A informação foi confirmada por Fernando Barros, presidente do Conselho de Administração do complexo agro-industrial do Cachão. O autarca de Vila Flor revela que as obras devem estar prontas dentro de um mês:
“Foi hoje entregue a obra de requalificação do matadouro, todas as pinturas e requalificações que nos foram exigidas. Têm cerca de um mês para fazer a obra, contamos conseguir cumprir esse prazo para que possamos abrir o matadouro o mais rápido possível, em serviço da região, dos produtores e da economia regional.”

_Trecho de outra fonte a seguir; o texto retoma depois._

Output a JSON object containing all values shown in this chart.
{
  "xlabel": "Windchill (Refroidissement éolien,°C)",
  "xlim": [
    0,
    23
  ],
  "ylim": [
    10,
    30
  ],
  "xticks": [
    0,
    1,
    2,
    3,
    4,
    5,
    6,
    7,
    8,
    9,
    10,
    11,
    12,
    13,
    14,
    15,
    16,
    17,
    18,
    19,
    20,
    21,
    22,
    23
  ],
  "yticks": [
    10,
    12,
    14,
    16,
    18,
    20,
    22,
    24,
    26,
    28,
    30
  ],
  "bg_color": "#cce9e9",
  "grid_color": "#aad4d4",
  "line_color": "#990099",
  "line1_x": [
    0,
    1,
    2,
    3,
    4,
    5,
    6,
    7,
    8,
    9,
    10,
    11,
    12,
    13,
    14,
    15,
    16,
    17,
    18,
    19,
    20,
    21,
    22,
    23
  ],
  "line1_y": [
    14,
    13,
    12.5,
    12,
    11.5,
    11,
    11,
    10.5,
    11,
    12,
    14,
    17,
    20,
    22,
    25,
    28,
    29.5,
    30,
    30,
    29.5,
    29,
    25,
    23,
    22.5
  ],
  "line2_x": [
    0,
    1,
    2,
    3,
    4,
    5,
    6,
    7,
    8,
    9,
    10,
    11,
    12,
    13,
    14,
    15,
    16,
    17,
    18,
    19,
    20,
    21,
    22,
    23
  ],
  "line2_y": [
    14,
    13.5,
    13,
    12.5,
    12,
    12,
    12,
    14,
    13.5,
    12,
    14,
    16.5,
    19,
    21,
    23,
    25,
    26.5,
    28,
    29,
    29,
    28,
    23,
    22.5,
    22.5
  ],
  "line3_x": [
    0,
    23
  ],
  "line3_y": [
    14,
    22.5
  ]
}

O relatório da inspeção da Autoridade de Segurança Alimentar e Económica apontou causas estruturais relacionadas com a antiguidade da infra-estrutura, como a pintura, os tetos e o chão das linhas de abate de pequenos ruminantes e bovinos, de bovinos e pequenos ruminantes, as que têm maior peso naquela
unidade, deixando apenas a funcionar a linha de abate de suínos. Fernando Barros apela aos produtores da região para terem alguma compreensão para esta situação e espera que tudo volte à normalidade, em
meados de fevereiro:
“Vamos criar condições para que o matadouro reabra rapidamente. É uma condições que pomos a nós próprios. Queria deixar um apelo a todos os nossos clientes, para que retomem e voltem para o Cachão porque é um intervalo muito curto que eles vão ter para que, o matadouro continue a prestar o serviço à região e aos produtores.”
Para já, a solução para o abate dos animais, na região, passa pelos matadouros de Bragança, Vinhais e Miranda do Douro. O Matadouro do Cachão pertence à Agro-Industrial do Nordeste, cujo capital
social é repartido pelas câmaras de Mirandela e Vila Flor, depois de ter sido adquirido, em 2005, à PEC Nordeste em 2005, por cerca de 450 mil euros, quando o Estado decidiu desfazer-se do negócio da carne. Atualmente, conta com 26 trabalhadores, mas, para que a unidade seja sustentável, cada município tem de financiar, anualmente, a unidade com cerca de 180 mil euros.